The admission and discharge processes are also challenging. “This is important because it’s what will make the processes run smoothly and speed them up. There are human-machine interaction issues that we’re discovering as we go along,” continues the hematologist-oncologist.

He believes that the challenges for patients who have never interacted with the DSN during a visit will remain “for quite some time.” For these patients, staff must enter all sorts of information, such as weight, height, allergies, medication history, and their full medical history. “It’s clear that right now, for a patient who is already known to us but is coming in for their first visit in the DSN, it’s going to take much longer,” emphasizes Carrier.

There is good news, however, regarding surgeries that had to be postponed: the backlog is being cleared. “In surgery, we were able to resume our usual volume ahead of the target date,” said Adélaïde de Melo, president and CEO of Santé Québec Nord-de-l’Île-de-Montréal, adding that the plan to resume operations was being followed for virtually all activities.

For outpatient clinics, there has been a slowdown in scheduling patient appointments in the two regions where the DSN is serving as a showcase project. “Currently, our focus is on outpatient clinics because the electronic conversion of data may not have been as smooth as we would have liked,” said de Melo.

She did not provide a specific target for restoring appointment volumes to pre-DSN levels, but she hopes to reach 100 per cent capacity as early as next week.

It is incorrect to say that things have almost returned to normal, according to the Alliance of Professional and Technical Staff in Health and Social Services (APTS), which represents about 100 different job types within the network, such as social workers, medical imaging technicians, occupational therapists, physical therapists, and others.

“The main message, honestly, is the employer’s lack of realism,” protests Véronique Neth, APTS national representative for Mauricie and Centre-du-Québec. “We understand that they want to strike a positive tone regarding the DSN, […] but no one I’ve spoken to has told me, ‘I’m able to get back to the pace I had before the DSN was implemented.’ So this gap between what the employer says and what’s actually happening on the ground is still quite significant.”

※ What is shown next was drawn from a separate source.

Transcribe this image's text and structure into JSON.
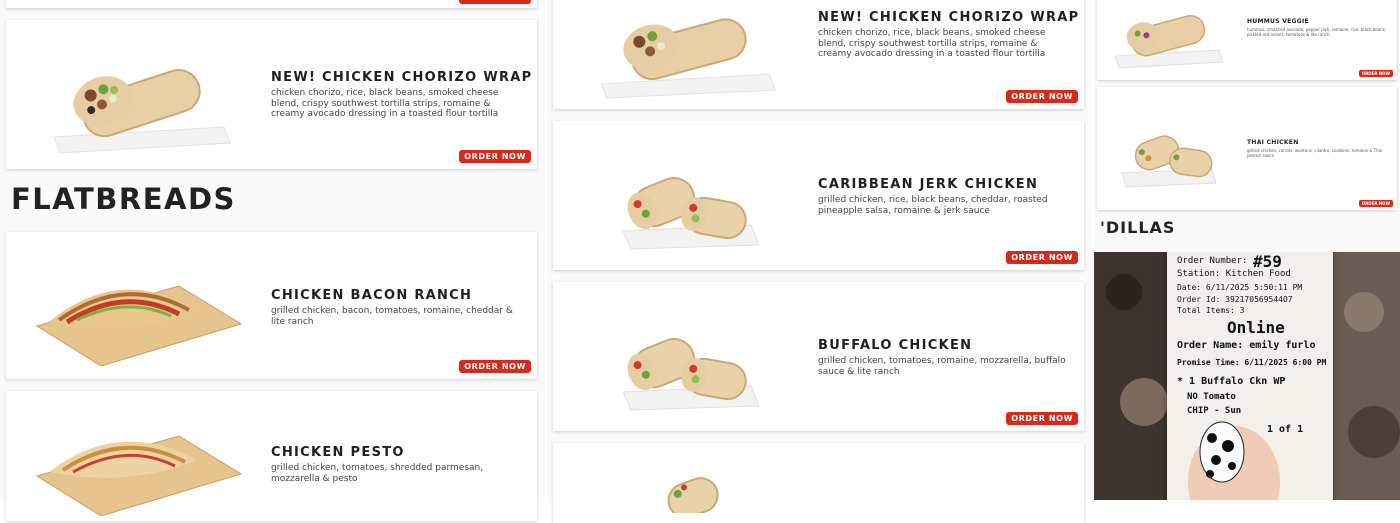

According to what employees have told Neth, filling out paperwork in the new computer system is time-consuming, not intuitive, and staff often get stuck. For example, filling out a home support assessment form used to take about 45 minutes, whereas it now takes around four hours.

Teresa Muccari, APTS national representative for North Island of Montreal, points out that frequent changes to the system make it difficult to get the hang of the tool.

“Santé Québec’s statement trivializes the experiences of people who use [the DSN]. Our members tell us that it’s a huge mess and that there’s a great deal of distress. It trivializes all of that and also trivializes the impact it has on users—users who haven’t received meal assistance services, for example,” explains Muccari. She notes that in North Island of Montreal, some professionals are considering working in another region where the DSN has not yet been implemented.